The trust agreement between the plaintiff and New York Life provided in part: "If there shall be any subsequent change in the beneficiary or in the manner of payment of any Policy covered by this Trust, of if any Policy covered by this Trust shall be surrendered by me for its cash surrender value, or shall be assigned by me and said assignment or written notice thereof be filed with the Company at its Home Office, then and in such case, such change, surrender or assignment shall constitute a revocation of this Trust with respect to such Policy" (emphasis added). If there had been no assignment of the policies as collateral, the plaintiffs two policies would be exempt property in the bankruptcy proceeding even though they were held in trust for the plaintiff's wife (see Matter of Bosak, 12 F. Supp. 278).
It is the plaintiff's contention that the assignment of the policies to Bankers Trust Company as collateral security did not revoke the trust agreement, making a distinction between an abolute assignment and an assignment for collateral security (see 30 N.Y. Jur, Insurance, § 899). In Griffey v New York Cent. Ins. Co. ( 100 N.Y. 417) the Court of Appeals held that a restriction against assignment applied only to an absolute assignment and that a provision in a fire insurance policy precluding assignment did not effect a cancellation of the policy when it was assigned as collateral security for a loan. The trial court refused to follow Griffey (supra) on the ground that the issue in this case involved revocation of the trust agreement rather than a revocation of the policy itself.

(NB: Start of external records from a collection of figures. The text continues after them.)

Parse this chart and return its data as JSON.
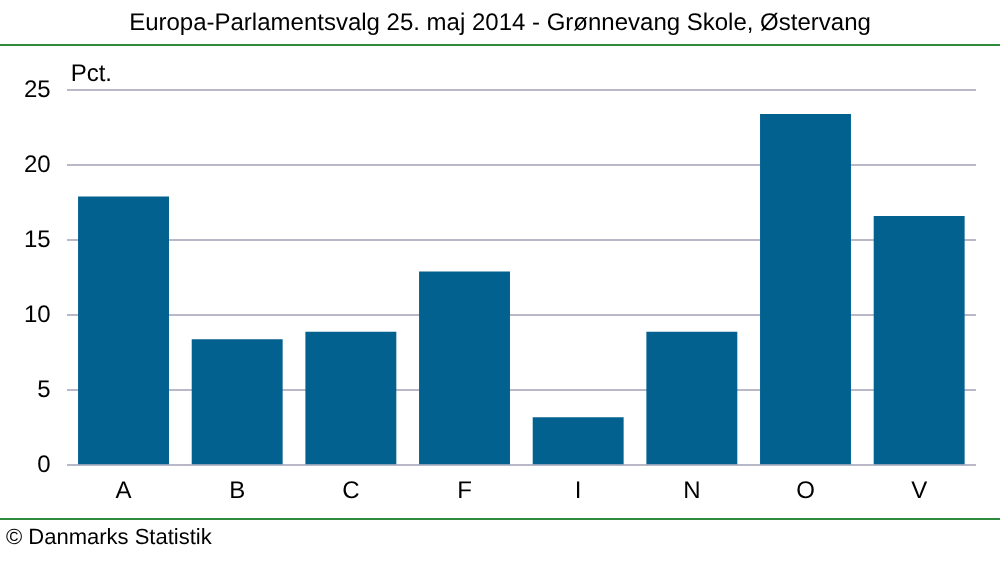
{
  "chart_data": {
    "type": "bar",
    "title": "Europa-Parlamentsvalg 25. maj 2014 - Grønnevang Skole, Østervang",
    "ylabel": "Pct.",
    "categories": [
      "A",
      "B",
      "C",
      "F",
      "I",
      "N",
      "O",
      "V"
    ],
    "values": [
      17.9,
      8.4,
      8.9,
      12.9,
      3.2,
      8.9,
      23.4,
      16.6
    ],
    "color": "#02618f",
    "ylim": [
      0,
      25
    ],
    "yticks": [
      0,
      5,
      10,
      15,
      20,
      25
    ],
    "grid": "y",
    "legend": false,
    "annotations": [
      "© Danmarks Statistik"
    ]
  }
}
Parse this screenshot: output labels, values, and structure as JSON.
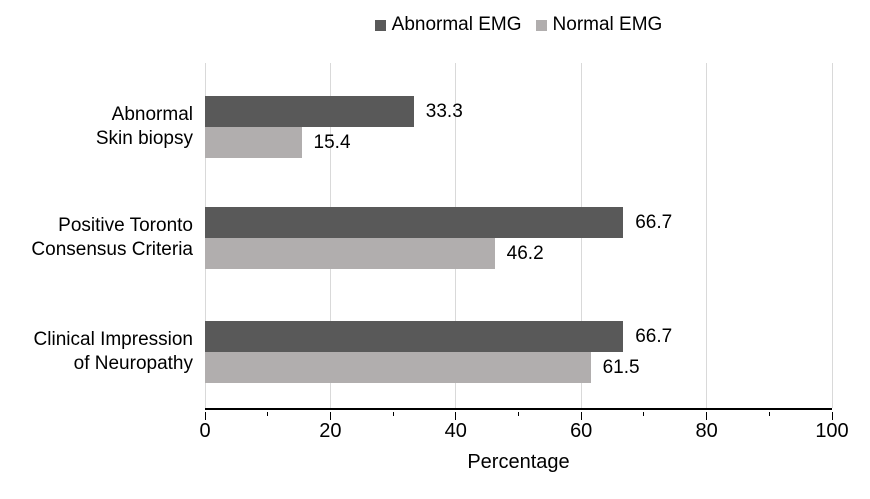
{
  "chart_data": {
    "type": "bar",
    "orientation": "horizontal",
    "title": "",
    "xlabel": "Percentage",
    "xlim": [
      0,
      100
    ],
    "x_ticks": [
      0,
      20,
      40,
      60,
      80,
      100
    ],
    "x_minor_ticks": [
      10,
      30,
      50,
      70,
      90
    ],
    "grid": "vertical-major",
    "legend_position": "top-center",
    "value_labels": true,
    "categories": [
      [
        "Abnormal",
        "Skin biopsy"
      ],
      [
        "Positive Toronto",
        "Consensus Criteria"
      ],
      [
        "Clinical Impression",
        "of Neuropathy"
      ]
    ],
    "series": [
      {
        "name": "Abnormal EMG",
        "color": "#595959",
        "values": [
          33.3,
          66.7,
          66.7
        ]
      },
      {
        "name": "Normal EMG",
        "color": "#b1aeae",
        "values": [
          15.4,
          46.2,
          61.5
        ]
      }
    ],
    "colors": {
      "gridline": "#d9d9d9",
      "axis": "#000000",
      "text": "#000000",
      "background": "#ffffff"
    }
  }
}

We do not agree. If there had been an absolute assignment to a third party, the trust would have been revoked but, in our view, an assignment of an insurance policy as collateral security does not divest the insured or the beneficiary of their general interest in the policy, but merely creates a lien in favor of the assignee to the extent of the debt owed. Once the debt has been paid, the insurance policy continues in effect as if there had been no assignment. Moreover, if the insured dies prior to the repayment of the loan, the beneficiary of the policy and not the estate of the insured would be entitled to that portion of the insurance proceeds which exceeds the debt (Hirsch v Mayer, 165 N.Y. 236; Matter of Yaeger, 21 F. Supp. 324; 30 N.Y. Jur, Insurance, § 899). Furthermore, the right of Bankers Trust Company to collect the insurance proceeds does not affect the manner of payment to the beneficiary of the trust since the amount of the proceeds in excess of the debt would be paid to the trustee who would then administer the trust in favor of the plaintiff's wife. While the amount of the corpus of the trust might be affected, the installment method in which the proceeds are to be paid by the trustee to the beneficiary would not be affected.
The order should be reversed, on the law, with costs, and summary judgment should be granted in favor of plaintiff on his first cause of action, and New York Life Insurance Company should be declared to be trustee for the benefit of Florence Males of the insurance policies subject to the interest of Bankers Trust Company.
HERLIHY, P.J., SWEENEY, KANE and REYNOLDS, JJ., concur.
Order reversed, on the law, with costs, and summary judgment granted in favor of plaintiff on his first cause of action, and New York Life Insurance Company declared to be trustee for the benefit of Florence Males of the insurance policies subject to the interest of Bankers Trust Company.